Vivo a Milano da 26 anni, è la mia casa ormai, ma tutt’ora ancora mi capita di ritrovarmi in posti, in luoghi, in strade i cui nomi li riscopro poi in angoli remoti della mia memoria.
Ricordi dati da storie, aneddoti, situazioni, raccontati intorno ad un tavolo, davanti al bar, in un gruppo di amici nei caldi agosti montoriesi, oppure nelle lunghissime serate di tombolate natalizie.
Eh si perché quelli erano i momenti che i montoriesi emigrati a Milano rientravano al paese, per passare le feste ed i momenti di vacanza con le famiglie e gli amici di una vita.
Non per la festa di San Costanzo, prerogativa invece dei canadesi che rientravano con interi voli charter; i milanesi di Montorio c’erano per la Sagra delle Tolle, per i giochi podistici, per il ferragosto, quando Milano si spopolava di tutti i “terroni” che rientravano nelle loro case al sud.
E in quelle settimane ci raccontavano della loro Milano.

Io me li ricordo bene i fratelli Tonino e Peppino Della Rocca (uno dei due mi incuteva molto timore) fratelli di Oreste ed Alfredo, Cosimo della Rocca (ricordo ancora il pallone della juve e le scarpette che fece arrivare sulla culla di mio fratello Giuseppe il giorno della sua nascita), Raffaele Ruocco, Antonio Pietrantonio, il figlio di Giammettist (le lunghe estati a giocare con i suoi due figli Davide e Gianluca), Iside, Gigino (u surd) con la moglie, e ce ne saranno sicuramente altri, ma questi sono quelli con cui io più o meno ho avuto contatti, confronti, derivanti dall’amicizia che li legava ai miei genitori.
Milano, fin da quell’età, ha rappresentato per me, l’alternativa nostrana , nazionale, all’emigrazione canadese, americana: la possibilità più vicina, più a portata di mano, di poter realizzare i propri sogni, di poter dare una svolta alla propria vita, di affermare i propri talenti senza dover attraversare un oceano.
I Montoriesi emigrati a Milano hanno contribuito, come tantissimi altri meridionali, a rendere grande questa città .

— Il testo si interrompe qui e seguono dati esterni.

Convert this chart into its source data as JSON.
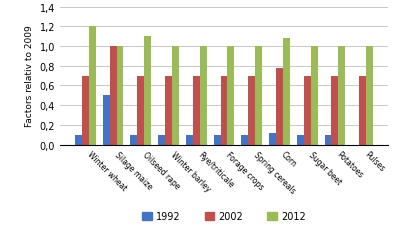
{
  "categories": [
    "Winter wheat",
    "Silage maize",
    "Oilseed rape",
    "Winter barley",
    "Rye/triticale",
    "Forage crops",
    "Spring cereals",
    "Corn",
    "Sugar beet",
    "Potatoes",
    "Pulses"
  ],
  "series": {
    "1992": [
      0.1,
      0.5,
      0.1,
      0.1,
      0.1,
      0.1,
      0.1,
      0.12,
      0.1,
      0.1,
      0.0
    ],
    "2002": [
      0.7,
      1.0,
      0.7,
      0.7,
      0.7,
      0.7,
      0.7,
      0.78,
      0.7,
      0.7,
      0.7
    ],
    "2012": [
      1.2,
      1.0,
      1.1,
      1.0,
      1.0,
      1.0,
      1.0,
      1.08,
      1.0,
      1.0,
      1.0
    ]
  },
  "colors": {
    "1992": "#4472C4",
    "2002": "#C0504D",
    "2012": "#9BBB59"
  },
  "ylabel": "Factors relativ to 2009",
  "ylim": [
    0,
    1.4
  ],
  "yticks": [
    0.0,
    0.2,
    0.4,
    0.6,
    0.8,
    1.0,
    1.2,
    1.4
  ],
  "ytick_labels": [
    "0,0",
    "0,2",
    "0,4",
    "0,6",
    "0,8",
    "1,0",
    "1,2",
    "1,4"
  ],
  "background_color": "#FFFFFF",
  "grid_color": "#BFBFBF",
  "legend_labels": [
    "1992",
    "2002",
    "2012"
  ]
}
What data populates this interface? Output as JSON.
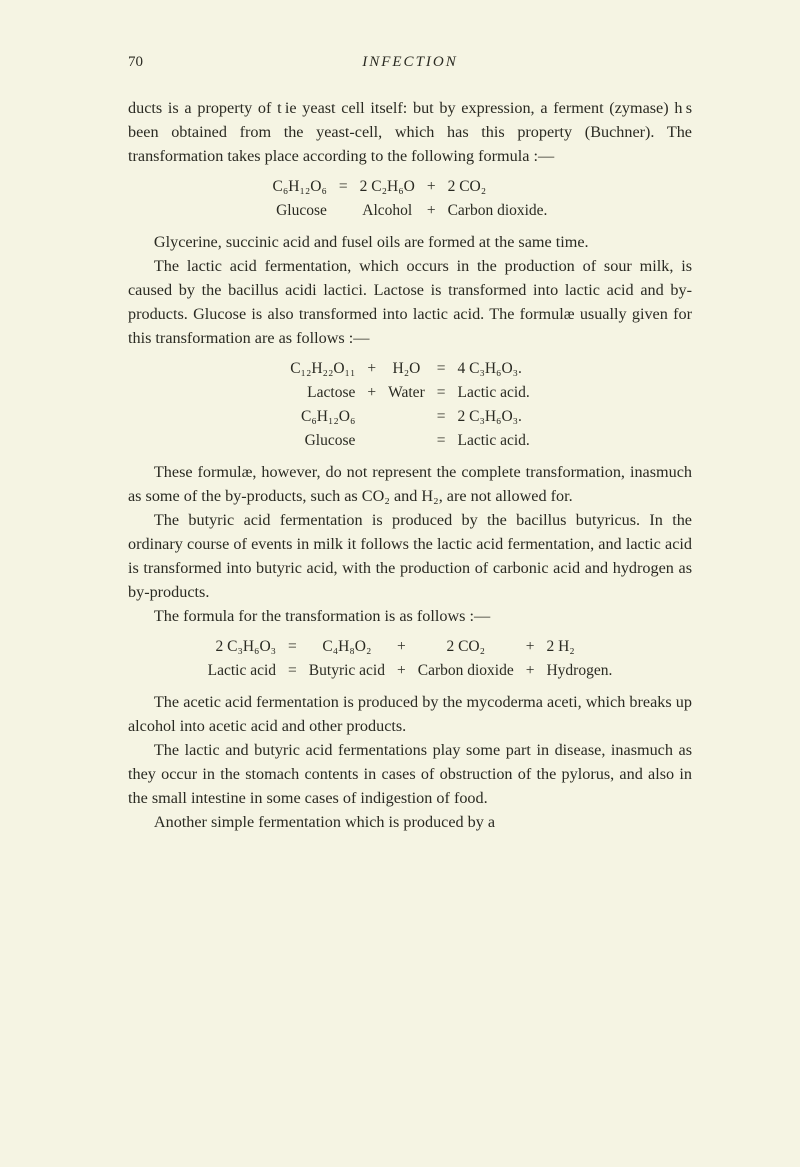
{
  "header": {
    "page_number": "70",
    "running_title": "INFECTION"
  },
  "para1": "ducts is a property of t ie yeast cell itself: but by expression, a ferment (zymase) h s been obtained from the yeast-cell, which has this property (Buchner). The transformation takes place according to the following formula :—",
  "eq1": {
    "r1c1": "C₆H₁₂O₆",
    "r1c2": "=",
    "r1c3": "2 C₂H₆O",
    "r1c4": "+",
    "r1c5": "2 CO₂",
    "r2c1": "Glucose",
    "r2c3": "Alcohol",
    "r2c4": "+",
    "r2c5": "Carbon dioxide."
  },
  "para2": "Glycerine, succinic acid and fusel oils are formed at the same time.",
  "para3": "The lactic acid fermentation, which occurs in the production of sour milk, is caused by the bacillus acidi lactici. Lactose is transformed into lactic acid and by-products. Glucose is also transformed into lactic acid. The formulæ usually given for this transformation are as follows :—",
  "eq2": {
    "r1c1": "C₁₂H₂₂O₁₁",
    "r1c2": "+",
    "r1c3": "H₂O",
    "r1c4": "=",
    "r1c5": "4 C₃H₆O₃.",
    "r2c1": "Lactose",
    "r2c2": "+",
    "r2c3": "Water",
    "r2c4": "=",
    "r2c5": "Lactic acid.",
    "r3c1": "C₆H₁₂O₆",
    "r3c4": "=",
    "r3c5": "2 C₃H₆O₃.",
    "r4c1": "Glucose",
    "r4c4": "=",
    "r4c5": "Lactic acid."
  },
  "para4": "These formulæ, however, do not represent the complete transformation, inasmuch as some of the by-products, such as CO₂ and H₂, are not allowed for.",
  "para5": "The butyric acid fermentation is produced by the bacillus butyricus. In the ordinary course of events in milk it follows the lactic acid fermentation, and lactic acid is transformed into butyric acid, with the production of carbonic acid and hydrogen as by-products.",
  "para6": "The formula for the transformation is as follows :—",
  "eq3": {
    "r1c1": "2 C₃H₆O₃",
    "r1c2": "=",
    "r1c3": "C₄H₈O₂",
    "r1c4": "+",
    "r1c5": "2 CO₂",
    "r1c6": "+",
    "r1c7": "2 H₂",
    "r2c1": "Lactic acid",
    "r2c2": "=",
    "r2c3": "Butyric acid",
    "r2c4": "+",
    "r2c5": "Carbon dioxide",
    "r2c6": "+",
    "r2c7": "Hydrogen."
  },
  "para7": "The acetic acid fermentation is produced by the mycoderma aceti, which breaks up alcohol into acetic acid and other products.",
  "para8": "The lactic and butyric acid fermentations play some part in disease, inasmuch as they occur in the stomach contents in cases of obstruction of the pylorus, and also in the small intestine in some cases of indigestion of food.",
  "para9": "Another simple fermentation which is produced by a"
}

Mi é capitato di vedere una bellissima mostra su Milano degli anni 60, con i cantieri delle metropolitane avviate, le acciaierie con i loro camini fumanti, le strade e il futuro da costruire, ed in mezzo a tutti quegli uomini e donne ritratti nelle foto, ho immaginato i nostri compaesani che si ritaglia-vano il loro posto nel mondo, affrancandosi da miserie e povertà, ma sempre orgogliosi e fieri delle proprie origini.

Nei loro racconti, quando li sentivo parlare con i miei genitori, c’era un mondo lontano dal nostro: i palazzi, gli appartamenti, i tram e il metrò, i Grandi Magazzini, la possibilità di imbattersi in persone importanti, frequentare i teatri, il cinema , i cabaret, vedere il Milan a San Siro!

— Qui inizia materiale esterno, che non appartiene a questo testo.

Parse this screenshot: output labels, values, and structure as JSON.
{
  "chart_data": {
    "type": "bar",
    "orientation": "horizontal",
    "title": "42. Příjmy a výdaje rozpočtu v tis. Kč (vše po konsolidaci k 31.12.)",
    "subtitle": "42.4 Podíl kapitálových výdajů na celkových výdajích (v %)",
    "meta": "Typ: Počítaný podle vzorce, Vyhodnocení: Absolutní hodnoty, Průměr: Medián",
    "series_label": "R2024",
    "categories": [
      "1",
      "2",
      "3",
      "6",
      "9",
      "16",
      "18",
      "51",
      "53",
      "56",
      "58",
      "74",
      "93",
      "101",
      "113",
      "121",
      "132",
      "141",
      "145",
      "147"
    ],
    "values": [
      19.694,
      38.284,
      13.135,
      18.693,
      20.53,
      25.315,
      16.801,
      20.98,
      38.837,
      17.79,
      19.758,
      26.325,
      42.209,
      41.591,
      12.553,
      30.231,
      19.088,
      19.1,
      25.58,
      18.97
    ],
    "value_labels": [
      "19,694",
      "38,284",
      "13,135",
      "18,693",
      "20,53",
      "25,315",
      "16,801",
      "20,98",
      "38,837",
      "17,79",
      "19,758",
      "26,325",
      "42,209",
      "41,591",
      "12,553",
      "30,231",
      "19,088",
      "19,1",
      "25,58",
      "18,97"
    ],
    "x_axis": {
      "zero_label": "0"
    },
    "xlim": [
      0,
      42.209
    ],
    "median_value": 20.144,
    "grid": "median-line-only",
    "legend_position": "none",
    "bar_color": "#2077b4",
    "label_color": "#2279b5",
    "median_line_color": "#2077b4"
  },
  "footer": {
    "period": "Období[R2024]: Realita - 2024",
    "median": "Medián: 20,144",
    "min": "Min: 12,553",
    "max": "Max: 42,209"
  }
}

Mi arrivava il luccichio della città, l’America in Italia, l’avercela fatta. Beati loro! pensavo.
Sicuramente a quell’epoca mi sfuggiva il rovescio della medaglia: l’aver abbandonato la propria terra e il mondo che essa rappresentava, gli amici, la famiglia. Aver dovuto affermarsi in un posto che sicuramente è stato ostile nei loro confronti, il non sentirsi mai a casa (sentimento che spesso ho ritrovato nella mia esperienza un po’ girovaga per il mondo) e il dover sottostare a regole, tradizioni e costumi diversi.
Però mai mi è arrivata da loro la sensazione che avrebbero voluto essere altrove!
E cosi mi ritrovo oggi , dopo quasi mezzo secolo, nella stessa città che un tempo ha accolto i miei compaesani , ad essere accolta a mia volta e ad avere la stessa sensazione: di non voler essere altrove.
Ovviamente la nostra emigrazione, mia e di tanti altri ragazzi di Montorio che ora viviamo qui a Milano, o al nord in genere, è cosa diversa.
La nostra è stata una scelta più consapevole, più voluta, forse non meno sofferta, ma Milano oggi come ieri continua ad essere il traino ed il faro per l’Italia intera.
Si ha sempre la sensazione che qui accada qualcosa…..e di poterlo vivere prima degli altri.
Di una cosa però continuo ad essere certa, per me e per tutti quelli che come me sono partiti, che quel biglietto del treno non ha mai avuto solo un’andata, il ritorno è sempre quello sul nostro colle, al nostro amato Montorio.